I have a domain bought from Melbourne IT. mydomain.net

I’ve had the dnssec records disabled. And I’ve set up the name servers on Melbourne IT as per dns records below.

When I setup the A record with mydomain pointing to my digital ocean droplet ip address, I can only access the running website using postman or browser if I set the a record to DNS Only. If I change that setting to proxy, it’s no longer accessible using postman / browser.

My understanding is which DNS only as a setting my ip address is revealed to all thus making my site more vulnerable.

Any tips on how to get it working with proxy would be appreciated.

Here’s my full set of dns records (exported with dns name and ip address changed)

my-domain.net 3600 IN SOA jose.ns.cloudflare.com. dns.cloudflare.com. 2045945487 10000 2400 604800 3600

;; NS Records
there are two for my-domain and they point to cloudflare name servers, (removed them as per noob restriction)

;; A Records
my-domain.net. 1 IN A 170.69.179.666

;; CNAME Records
there are 2 mail and www for mydomain (removed them as I’m only allowed 4 links as a noob)

What’s the specific error message or code you’re getting? “No longer accessible” could mean a million different things!

Can you share the actual domain name (with Proxy enabled) so we can take a look?

And are you running this over standard HTTP/S ports (80/443)? Cloudflare Proxy works over a limited number of ports: Network ports · Cloudflare Fundamentals docs

Thanks for the quick reply, you are cool!

I’ve enabled proxy on the dns A record and will leave it enabled till I hear back from you.

Previously with proxy disabled (DNS only), the two links below worked, the first presents a Web UI in firefox, the second returns a json payload in postman. Both will prompt for http basic authentication

https://tnt-integration.net:3060/

https://tnt-integration.net:3060/jvm-info/memory

With proxy enabled, both now return:

Firefox: An error occurred during a connection to tnt-integration.net:3060.
Postman: Error: Request timed out

This same application is running on another cloudflare fronted server with the dns a record proxied which has lead me to believe port 3060 should be ok?

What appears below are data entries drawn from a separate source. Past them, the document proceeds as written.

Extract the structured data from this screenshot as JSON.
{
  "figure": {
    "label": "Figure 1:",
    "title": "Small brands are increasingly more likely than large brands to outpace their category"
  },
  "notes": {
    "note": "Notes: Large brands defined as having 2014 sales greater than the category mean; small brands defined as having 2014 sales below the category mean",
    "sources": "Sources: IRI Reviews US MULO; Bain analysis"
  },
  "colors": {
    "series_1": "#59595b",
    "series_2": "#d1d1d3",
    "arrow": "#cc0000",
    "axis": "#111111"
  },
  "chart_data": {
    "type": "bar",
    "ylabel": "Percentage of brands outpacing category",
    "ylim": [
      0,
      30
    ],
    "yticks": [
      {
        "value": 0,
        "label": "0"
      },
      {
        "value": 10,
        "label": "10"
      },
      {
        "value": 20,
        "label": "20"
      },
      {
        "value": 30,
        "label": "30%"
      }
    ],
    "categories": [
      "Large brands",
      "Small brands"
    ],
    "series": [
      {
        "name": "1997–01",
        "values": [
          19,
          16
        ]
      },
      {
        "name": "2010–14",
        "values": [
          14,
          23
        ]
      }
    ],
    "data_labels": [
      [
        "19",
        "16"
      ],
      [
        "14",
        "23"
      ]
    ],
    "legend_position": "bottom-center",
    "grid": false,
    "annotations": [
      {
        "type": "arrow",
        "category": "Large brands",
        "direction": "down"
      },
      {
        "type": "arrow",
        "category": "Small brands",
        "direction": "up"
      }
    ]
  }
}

I do plan to put a reverse proxy in place so it will use port 80 in the future.

Here’s the firewall status

sudo ufw status

Status: active

To Action From


22543/tcp ALLOW Anywhere
22/tcp ALLOW Anywhere
80/tcp ALLOW Anywhere
3060/tcp ALLOW Anywhere
22543/tcp (v6) ALLOW Anywhere (v6)
22/tcp (v6) ALLOW Anywhere (v6)
80/tcp (v6) ALLOW Anywhere (v6)
3060/tcp (v6) ALLOW Anywhere (v6)

2 Likes

Hey there @tony52,

Unfortunately port 3060 isn’t a default port that is compatible with the Cloudflare proxy - hence the issue you’re facing accessing https://tnt-integration.net:3060 when enabled.

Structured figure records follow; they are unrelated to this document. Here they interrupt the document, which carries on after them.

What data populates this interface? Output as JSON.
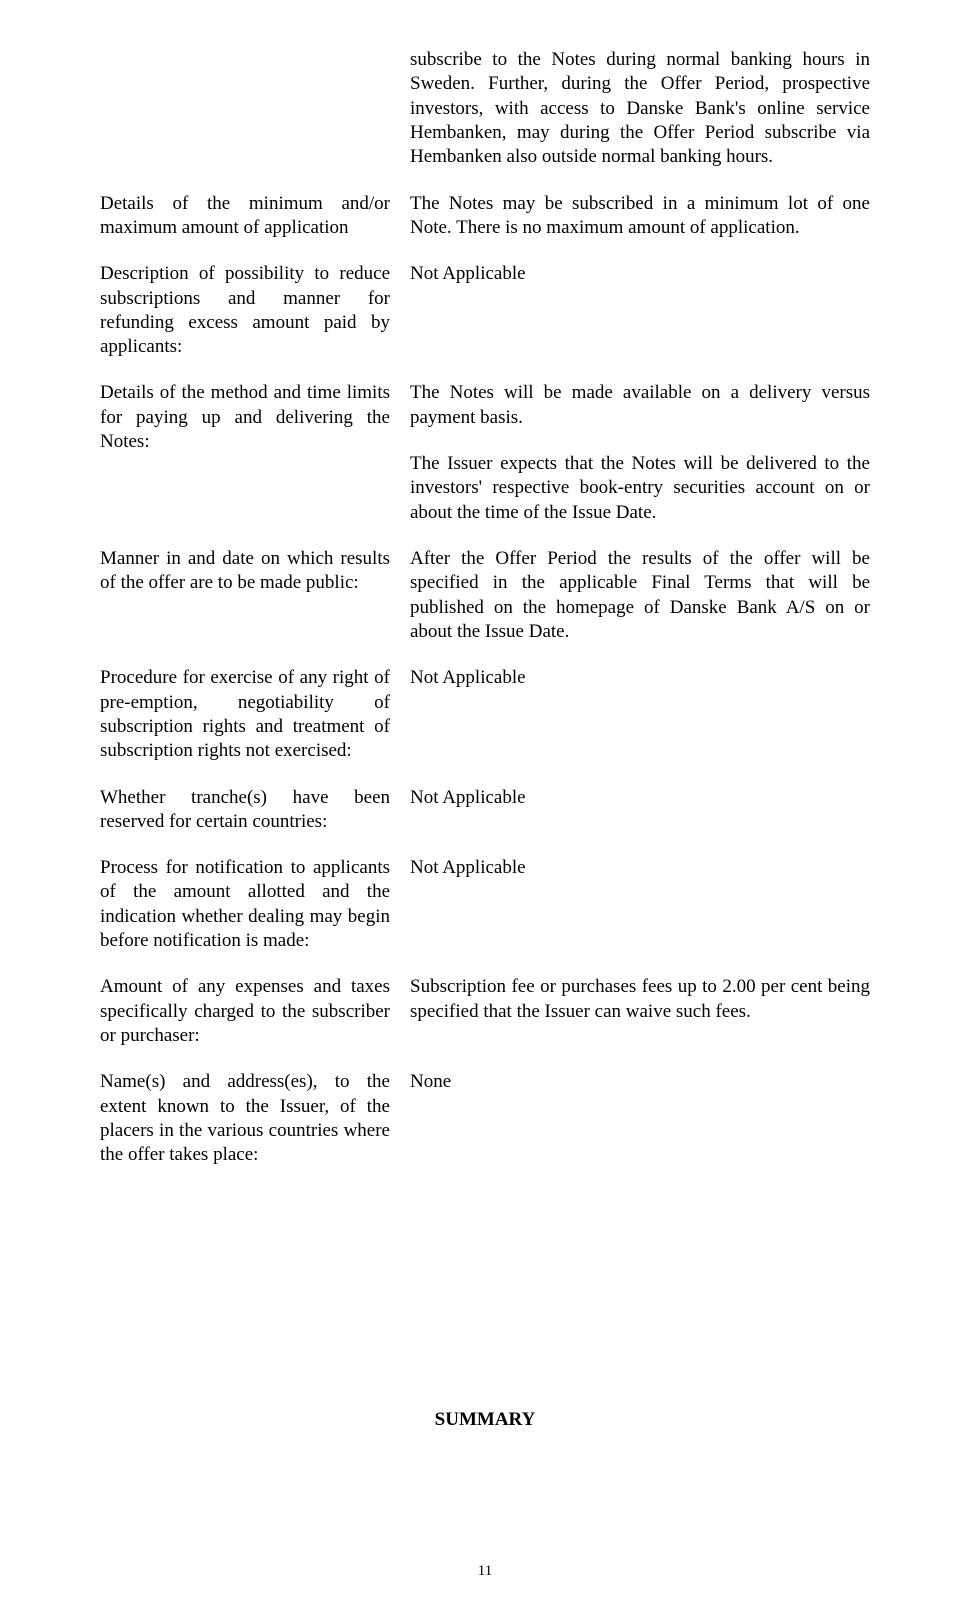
{
  "rows": [
    {
      "left": "",
      "right": [
        "subscribe to the Notes during normal banking hours in Sweden. Further, during the Offer Period, prospective investors, with access to Danske Bank's online service Hembanken, may during the Offer Period subscribe via Hembanken also outside normal banking hours."
      ]
    },
    {
      "left": "Details of the minimum and/or maximum amount of application",
      "right": [
        "The Notes may be subscribed in a minimum lot of one Note. There is no maximum amount of application."
      ]
    },
    {
      "left": "Description of possibility to reduce subscriptions and manner for refunding excess amount paid by applicants:",
      "right": [
        "Not Applicable"
      ]
    },
    {
      "left": "Details of the method and time limits for paying up and delivering the Notes:",
      "right": [
        "The Notes will be made available on a delivery versus payment basis.",
        "The Issuer expects that the Notes will be delivered to the investors' respective book-entry securities account on or about the time of the Issue Date."
      ]
    },
    {
      "left": "Manner in and date on which results of the offer are to be made public:",
      "right": [
        "After the Offer Period the results of the offer will be specified in the applicable Final Terms that will be published on the homepage of Danske Bank A/S on or about the Issue Date."
      ]
    },
    {
      "left": "Procedure for exercise of any right of pre-emption, negotiability of subscription rights and treatment of subscription rights not exercised:",
      "right": [
        "Not Applicable"
      ]
    },
    {
      "left": "Whether tranche(s) have been reserved for certain countries:",
      "right": [
        "Not Applicable"
      ]
    },
    {
      "left": "Process for notification to applicants of the amount allotted and the indication whether dealing may begin before notification is made:",
      "right": [
        "Not Applicable"
      ]
    },
    {
      "left": "Amount of any expenses and taxes specifically charged to the subscriber or purchaser:",
      "right": [
        "Subscription fee or purchases fees up to 2.00 per cent being specified that the Issuer can waive such fees."
      ]
    },
    {
      "left": "Name(s) and address(es), to the extent known to the Issuer, of the placers in the various countries where the offer takes place:",
      "right": [
        "None"
      ]
    }
  ],
  "summary_heading": "SUMMARY",
  "page_number": "11"
}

You can view more on this here: Network ports · Cloudflare Fundamentals docs

To create extra UDP/TCP allowances for additional ports - you will need to look at upgrading your current plan to Cloudflare’s Enterprise plan and look into Cloudflare Spectrum: Protocols per plan · Cloudflare Spectrum docs

I hope this helps!

2 Likes

Thanks again, I’ve updated tomcat to use port 8080 and updated firewall

sudo ufw status
Status: active

To Action From


22543/tcp ALLOW Anywhere
80/tcp ALLOW Anywhere
8080/tcp ALLOW Anywhere
8443/tcp ALLOW Anywhere
22543/tcp (v6) ALLOW Anywhere (v6)
80/tcp (v6) ALLOW Anywhere (v6)
8080/tcp (v6) ALLOW Anywhere (v6)
8443/tcp (v6) ALLOW Anywhere (v6)

Yet when I try to access via https://tnt-integration.net:8080/ using firefox I get:

Secure Connection Failed

An error occurred during a connection to tnt-integration.net:8080. SSL received a record that exceeded the maximum permissible length.

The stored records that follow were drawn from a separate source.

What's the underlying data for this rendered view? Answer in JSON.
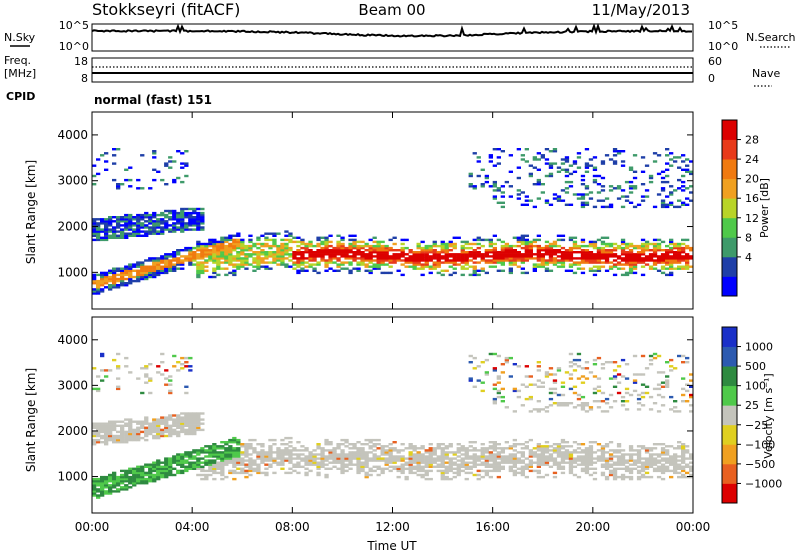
{
  "header": {
    "station": "Stokkseyri (fitACF)",
    "beam": "Beam 00",
    "date": "11/May/2013"
  },
  "side_labels": {
    "nsky": "N.Sky",
    "freq_line1": "Freq.",
    "freq_line2": "[MHz]",
    "cpid": "CPID",
    "nsearch": "N.Search",
    "nave": "Nave"
  },
  "cpid_value": "normal (fast) 151",
  "colors": {
    "power": [
      "#0000ff",
      "#1f3fa8",
      "#3e9a6a",
      "#4fc94a",
      "#b8d428",
      "#f0a020",
      "#f07a10",
      "#e83a1a",
      "#dc0000"
    ],
    "velocity": [
      "#1a30c8",
      "#2c5ab0",
      "#2e8a40",
      "#4fc94a",
      "#c4c4bc",
      "#e0cf20",
      "#f0a020",
      "#e86020",
      "#dc0000"
    ]
  },
  "chart_data": [
    {
      "type": "line",
      "panel": "noise",
      "left_ticks": [
        "10^5",
        "10^0"
      ],
      "right_ticks": [
        "10^5",
        "10^0"
      ]
    },
    {
      "type": "line",
      "panel": "frequency",
      "left_ticks": [
        "18",
        "8"
      ],
      "right_ticks": [
        "60",
        "0"
      ]
    },
    {
      "type": "heatmap",
      "panel": "power",
      "xlabel": "",
      "ylabel": "Slant Range [km]",
      "yticks": [
        "4000",
        "3000",
        "2000",
        "1000"
      ],
      "ylim": [
        200,
        4500
      ],
      "colorbar_label": "Power [dB]",
      "colorbar_ticks": [
        "28",
        "24",
        "20",
        "16",
        "12",
        "8",
        "4"
      ]
    },
    {
      "type": "heatmap",
      "panel": "velocity",
      "xlabel": "Time UT",
      "ylabel": "Slant Range [km]",
      "yticks": [
        "4000",
        "3000",
        "2000",
        "1000"
      ],
      "ylim": [
        200,
        4500
      ],
      "colorbar_label": "Velocity [m s⁻¹]",
      "colorbar_ticks": [
        "1000",
        "500",
        "100",
        "25",
        "−25",
        "−100",
        "−500",
        "−1000"
      ]
    }
  ],
  "time_axis": {
    "ticks": [
      "00:00",
      "04:00",
      "08:00",
      "12:00",
      "16:00",
      "20:00",
      "00:00"
    ]
  }
}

Error code: SSL_ERROR_RX_RECORD_TOO_LONG

and on postman:

Error: write EPROTO 74041224:error:100000f7:SSL routines:OPENSSL_internal:WRONG_VERSION_NUMBER:…......\src\third_party\boringssl\src\ssl\tls_record.cc:242:

This was working fine with a record set to dns only on port 3060

any / all advice appreciated

1 Like

Cloudflare’s proxy port 8080 is for HTTP only, not HTTPS. Use 8443 instead or consider origin rules to tell Cloudflare to connect to your origin on any port while using port 443 at the edge.

1 Like

Thanks for your patience with me. It’s all working fine now with proxy enabled on the A record.

1 Like

This topic was automatically closed 2 days after the last reply. New replies are no longer allowed.